The turn Harry has taken under Meghan’s influence is instructive. Prior to meeting her and becoming so empowered under her ministrations that he now feels that they are such potent forces that they can change the world, he used to have a degree of self-doubt born of the awareness that he was not a genius. Thanks to her confidence in herself and her encouragement that he shouldn’t let himself be ‘limited’ by all the ‘crap he was brought up to believe in’, he seems to have shed these inhibitions and now accepts her premise that they are both a lot brighter than the jeremiads who preach caution and the value of boundaries. They believe that the only thing they have to fear is fear itself, and since each of them is fearless in his and her own way, together they make a fearsome combination.

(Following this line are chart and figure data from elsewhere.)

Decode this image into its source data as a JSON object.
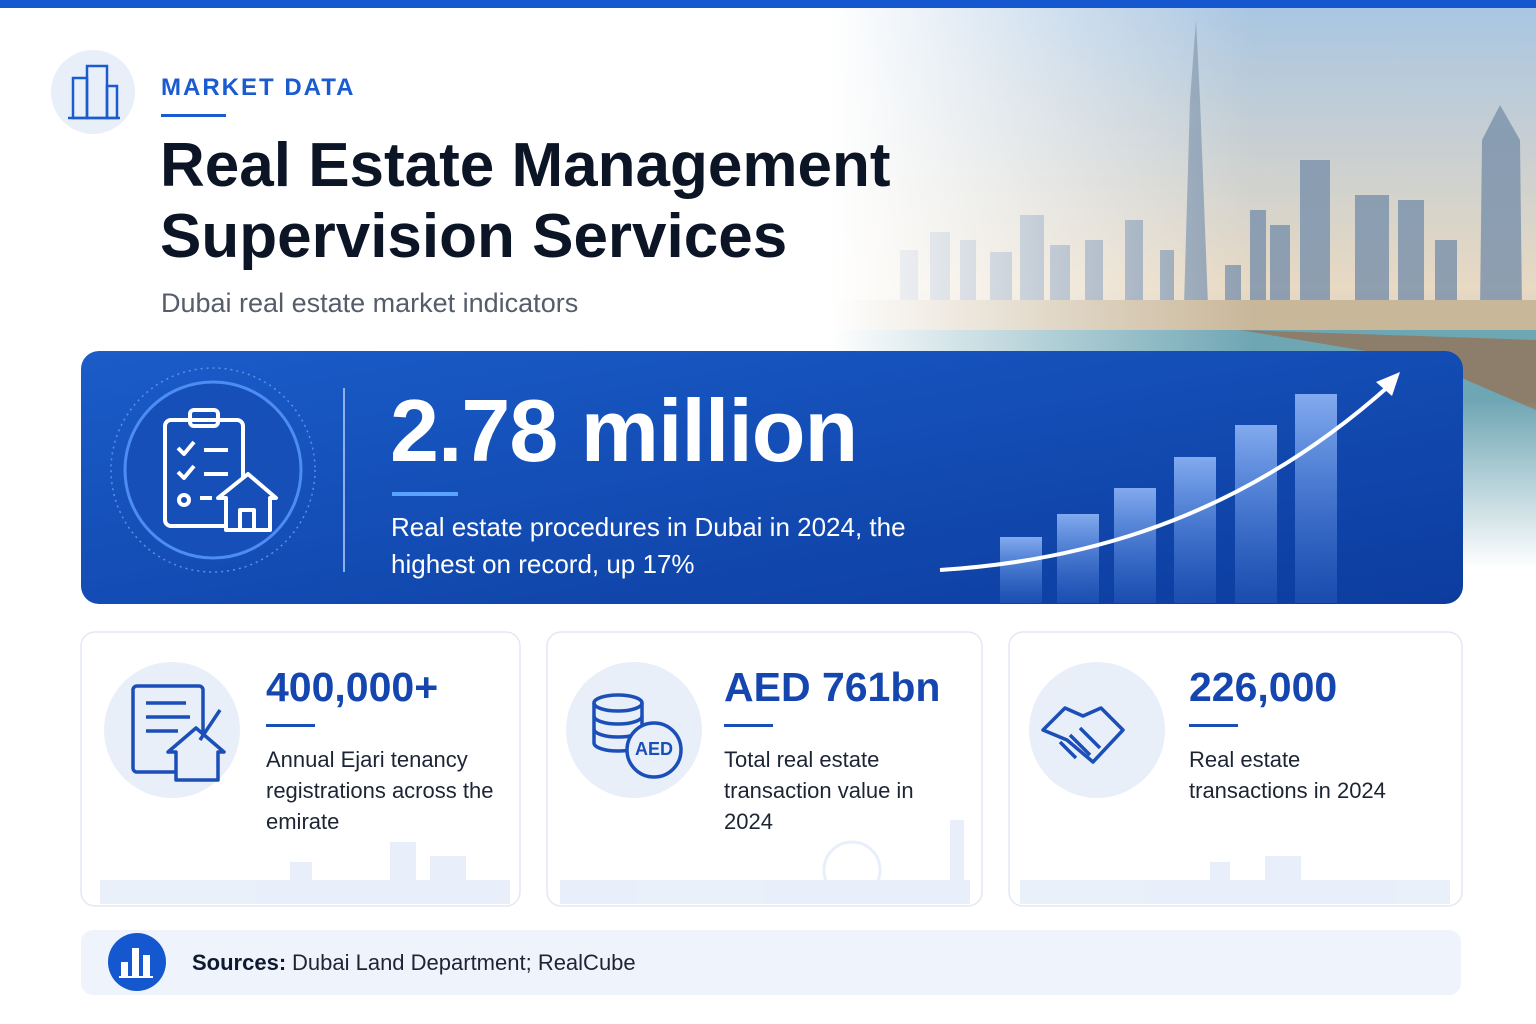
{
  "header": {
    "eyebrow": "MARKET DATA",
    "title": "Real Estate Management Supervision Services",
    "subtitle": "Dubai real estate market indicators"
  },
  "hero": {
    "value": "2.78 million",
    "description": "Real estate procedures in Dubai in 2024, the highest on record, up 17%"
  },
  "cards": [
    {
      "value": "400,000+",
      "description": "Annual Ejari tenancy registrations across the emirate"
    },
    {
      "value": "AED 761bn",
      "description": "Total real estate transaction value in 2024",
      "icon_label": "AED"
    },
    {
      "value": "226,000",
      "description": "Real estate transactions in 2024"
    }
  ],
  "sources": {
    "label": "Sources:",
    "text": "Dubai Land Department; RealCube"
  }
}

The boundlessness that Harry and Meghan share must be very exciting. It must also make for some amazing prospects for them to consider. Meghan’s boundlessness, unlike Harry’s, was inculcated from an early age. She was brought up to believe, especially by her father, that she is a force to be reckoned with and that she has an entitlement born, not of rank or privilege or even talent or achievement, but of her right to ‘have a voice’ by virtue of being herself. Patently, she knows her strengths, most of which are allied to determination rather than education or even information. Undeniably, her strengths are considerable. Critics such as Gina Nelthorpe-Cowne suggest that she might have so overused them that they are morphing into weaknesses. Meghan has given free rein to her desire to rule, to control, to call the shots, to achieve without the consent of others when they stand in her way or do not agree with her, as she has demonstrated time and again since she married Harry and decided to take on the royal establishment and beat them at their own game. She is firmly convinced that her way is the best way, that she is entitled to what she wants for no other reason than that she has a right to it as a result of being the individual she is, and that those who stand in her way should not be allowed to prevail. This suggests a woman who is fully empowered, who is a formidable ally as well as opponent, who should not be underestimated. Her critics say that she teeters on the brink of megalomania, that she has encouraged Harry to become more potent than is healthy for him, that he lacks her control or intellectual prowess and will therefore be more at risk than she ever will be. Potent though their strengths may be, they have aimed too high to be in a healthy place.
Meghan and Harry, however, espouse values and support positions which are popular with large swathes of people, and, as long as they continue to do so, and as long as she remains as measured and considered as she is, and as long as she persists in being the driving force in the relationship, the likelihood is that they will play the fame game successfully. Of course, this could change if she should enter politics, for there are huge differences between the fame and the political games, chief of which is that the former is mostly about front-of-house presentation, while the latter is frequently about what goes on behind-the-scenes.
Meghan’s story is instructive in how powerful supreme self-confidence can be. It might get you a place at the top table, but if it then creates such odium that you clear the room, as has happened in Britain, you’re hardly in a beneficial position. Meghan’s limitless self-confidence has so far resulted in relative wealth, approbation, and the recognition that she used to confess on her blogs that she hungered for. The royal setting was too small and restrictive for her. While her detractors might conclude that she is like Norma Desmond in Sunset Boulevard, the reality is, she saw that the setting of being a royal highness, a royal duchess, and a senior member of the most important royal family on earth, were simply too small for her ambitions and needs.